Lo dichiara il consigliere regionale del Partito Democratico, Paolo Galeano, che ha presentato "un emendamento mirato a inserire nel principale strumento di programmazione regionale un impegno esplicito per la realizzazione dell'opera, chiedendo alla Regione di assumere un ruolo di regia. La proposta è stata però respinta dall'aula, confermando una fase di stallo in cui la giunta regionale sceglie di restare formalmente e sostanzialmente estranea alla partita, nonostante l'unanimità del territorio nel ritenere l'intervento vitale e non più procrastinabile".

"Nel corso del dibattito, è emerso un vero e proprio cortocircuito tra gli enti - evidenzia l’esponente Dem -. Mentre la Regione ha ribadito l'assenza di propria competenza scaricando ogni onere sulla Provincia, proprio dai banchi della maggioranza l'ex presidente della Provincia di Treviso ha sottolineato come l'ente provinciale non abbia l'opera nei propri documenti programmatori né disponga delle risorse necessarie. L'emendamento del Partito Democratico non puntava a uno stanziamento economico immediato, quanto piuttosto alla costruzione di un iter coordinato per superare l'attuale paralisi burocratica e politica".

"Siamo di fronte a un rimpallo di responsabilità inaccettabile che lascia una ferita aperta nel cuore della Marca Trevigiana - dichiara Galeano -. In aula è andato in scena un paradosso: la Regione si dichiara incompetente e la Provincia, per bocca di chi l’ha guidata e siede oggi in maggioranza, ammette di non avere né i piani né i fondi per procedere. Avevamo proposto una soluzione di buon senso, chiedendo alla Regione di farsi carico di un percorso di coordinamento per sbloccare finalmente un'opera di cui si parla da decenni, ma la maggioranza ha preferito girarsi dall'altra parte. La bocciatura di questo impegno mette nero su bianco la volontà di restare fuori dai giochi, ignorando le istanze di un intero territorio che chiede risposte sulla sicurezza e sulla viabilità".

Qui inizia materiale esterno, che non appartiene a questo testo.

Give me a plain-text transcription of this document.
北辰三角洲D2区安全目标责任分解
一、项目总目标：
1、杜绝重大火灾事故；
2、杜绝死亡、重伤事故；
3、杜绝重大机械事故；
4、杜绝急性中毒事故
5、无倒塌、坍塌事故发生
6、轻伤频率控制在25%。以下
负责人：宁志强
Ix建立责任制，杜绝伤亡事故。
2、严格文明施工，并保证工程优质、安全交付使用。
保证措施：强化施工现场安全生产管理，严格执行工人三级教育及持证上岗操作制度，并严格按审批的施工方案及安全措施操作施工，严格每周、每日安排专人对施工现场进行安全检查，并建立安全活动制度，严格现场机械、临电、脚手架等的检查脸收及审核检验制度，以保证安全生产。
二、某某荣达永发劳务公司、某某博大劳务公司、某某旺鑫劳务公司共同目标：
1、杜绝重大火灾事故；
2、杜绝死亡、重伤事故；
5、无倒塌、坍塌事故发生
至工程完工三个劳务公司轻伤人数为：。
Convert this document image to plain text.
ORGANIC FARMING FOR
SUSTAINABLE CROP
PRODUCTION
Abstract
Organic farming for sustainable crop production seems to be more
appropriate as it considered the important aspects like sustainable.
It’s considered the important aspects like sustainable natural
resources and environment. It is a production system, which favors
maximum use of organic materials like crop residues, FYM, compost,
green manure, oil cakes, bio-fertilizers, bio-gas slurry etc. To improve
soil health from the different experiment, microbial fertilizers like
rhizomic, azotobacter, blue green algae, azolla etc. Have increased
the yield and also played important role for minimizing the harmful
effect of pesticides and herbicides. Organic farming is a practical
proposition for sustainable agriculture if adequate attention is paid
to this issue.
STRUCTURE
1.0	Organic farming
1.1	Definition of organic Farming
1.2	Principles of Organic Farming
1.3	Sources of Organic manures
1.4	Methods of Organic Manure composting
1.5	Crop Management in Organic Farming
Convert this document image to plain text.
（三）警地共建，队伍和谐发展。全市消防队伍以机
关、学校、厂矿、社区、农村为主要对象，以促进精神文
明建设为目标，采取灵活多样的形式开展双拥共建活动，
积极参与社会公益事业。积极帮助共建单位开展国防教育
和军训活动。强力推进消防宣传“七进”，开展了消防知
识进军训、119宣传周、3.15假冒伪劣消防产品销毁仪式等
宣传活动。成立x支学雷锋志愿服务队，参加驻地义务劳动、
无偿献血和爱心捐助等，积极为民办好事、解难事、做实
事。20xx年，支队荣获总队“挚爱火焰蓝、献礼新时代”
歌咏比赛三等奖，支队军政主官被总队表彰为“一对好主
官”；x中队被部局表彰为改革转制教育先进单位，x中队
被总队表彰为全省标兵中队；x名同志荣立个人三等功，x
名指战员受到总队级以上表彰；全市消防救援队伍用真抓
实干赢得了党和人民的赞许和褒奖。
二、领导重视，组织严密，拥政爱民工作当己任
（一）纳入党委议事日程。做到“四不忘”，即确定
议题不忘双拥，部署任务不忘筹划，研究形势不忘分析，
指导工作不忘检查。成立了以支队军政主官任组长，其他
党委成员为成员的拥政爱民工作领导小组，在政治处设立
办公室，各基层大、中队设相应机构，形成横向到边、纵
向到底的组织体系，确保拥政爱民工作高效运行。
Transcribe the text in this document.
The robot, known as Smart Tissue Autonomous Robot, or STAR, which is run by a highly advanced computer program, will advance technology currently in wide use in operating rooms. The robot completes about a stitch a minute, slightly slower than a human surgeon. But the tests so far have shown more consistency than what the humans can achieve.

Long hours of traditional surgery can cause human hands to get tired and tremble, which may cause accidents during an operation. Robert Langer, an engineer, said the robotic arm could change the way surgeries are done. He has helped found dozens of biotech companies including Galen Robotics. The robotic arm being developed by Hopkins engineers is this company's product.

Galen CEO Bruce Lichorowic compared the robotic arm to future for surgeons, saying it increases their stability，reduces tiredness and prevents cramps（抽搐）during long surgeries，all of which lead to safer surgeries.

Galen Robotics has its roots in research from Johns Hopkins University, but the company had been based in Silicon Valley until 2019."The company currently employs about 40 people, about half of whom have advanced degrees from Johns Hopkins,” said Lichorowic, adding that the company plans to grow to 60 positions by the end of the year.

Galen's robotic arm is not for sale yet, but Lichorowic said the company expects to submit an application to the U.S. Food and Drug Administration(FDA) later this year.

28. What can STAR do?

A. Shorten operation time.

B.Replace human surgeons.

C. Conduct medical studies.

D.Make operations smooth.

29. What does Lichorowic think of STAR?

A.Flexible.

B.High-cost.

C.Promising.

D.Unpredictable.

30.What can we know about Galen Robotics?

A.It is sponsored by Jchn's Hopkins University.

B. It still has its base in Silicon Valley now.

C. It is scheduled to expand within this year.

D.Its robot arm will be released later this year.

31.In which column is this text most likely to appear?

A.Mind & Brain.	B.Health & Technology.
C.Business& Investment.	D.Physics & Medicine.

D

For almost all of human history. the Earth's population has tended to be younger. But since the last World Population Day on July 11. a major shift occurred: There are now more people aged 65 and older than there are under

In una nota, Stefano Marcon, consigliere regionale di Lega-Liga Veneto a palazzo Ferro-Fini ed ex presidente della Provincia di Treviso scrive: "Ho risposto oggi in aula consiliare all’opposizione, in merito alla questione del nuovo ponte di Vidor che con un emendamento chiedeva di chi fosse la competenza per la sua realizzazione. E ho risposto in veste di consigliere regionale di Lega-LV, ricordando il mio precedente incarico, fino a qualche settimana fa, di presidente della Provincia di Treviso, e che Regione e Provincia pstanno già lavorando di concerto, attraverso Veneto Strade, e insieme hanno prodotto una bozza progettuale che è all’attenzione di chi oggi sta lavorando sul ponte di Vidor, e sulla viabilità complementare del Ponte di Vidor. Esattamente due mesi fa, il 27 gennaio, con una riunione tecnica che si è svolta presso la sede della Provincia di Treviso, a Sant’Artemio, assieme al Comitato Tecnico Provinciale VIA, è stato espresso all’unanimità, il parere preliminare favorevole al rilascio del giudizio positivo di compatibilità ambientale e di incidenza ambientale, per la realizzazione del nuovo ponte di Vidor, un’opera attesissima per l'Alta Marca. Ovvero, uno step fondamentale nell'iter per il progetto dell'opera che sarà realizzata da Veneto Strade. Un progetto che rispetterà fondamentali condizioni ambientali da recepirsi nel progetto e nelle successive fasi autorizzative relative all’approfondimento delle possibili alternative progettuali, come previsto dalla vigente normativa, e alla valutazione degli impatti cumulativi sulle diverse componenti ambientali".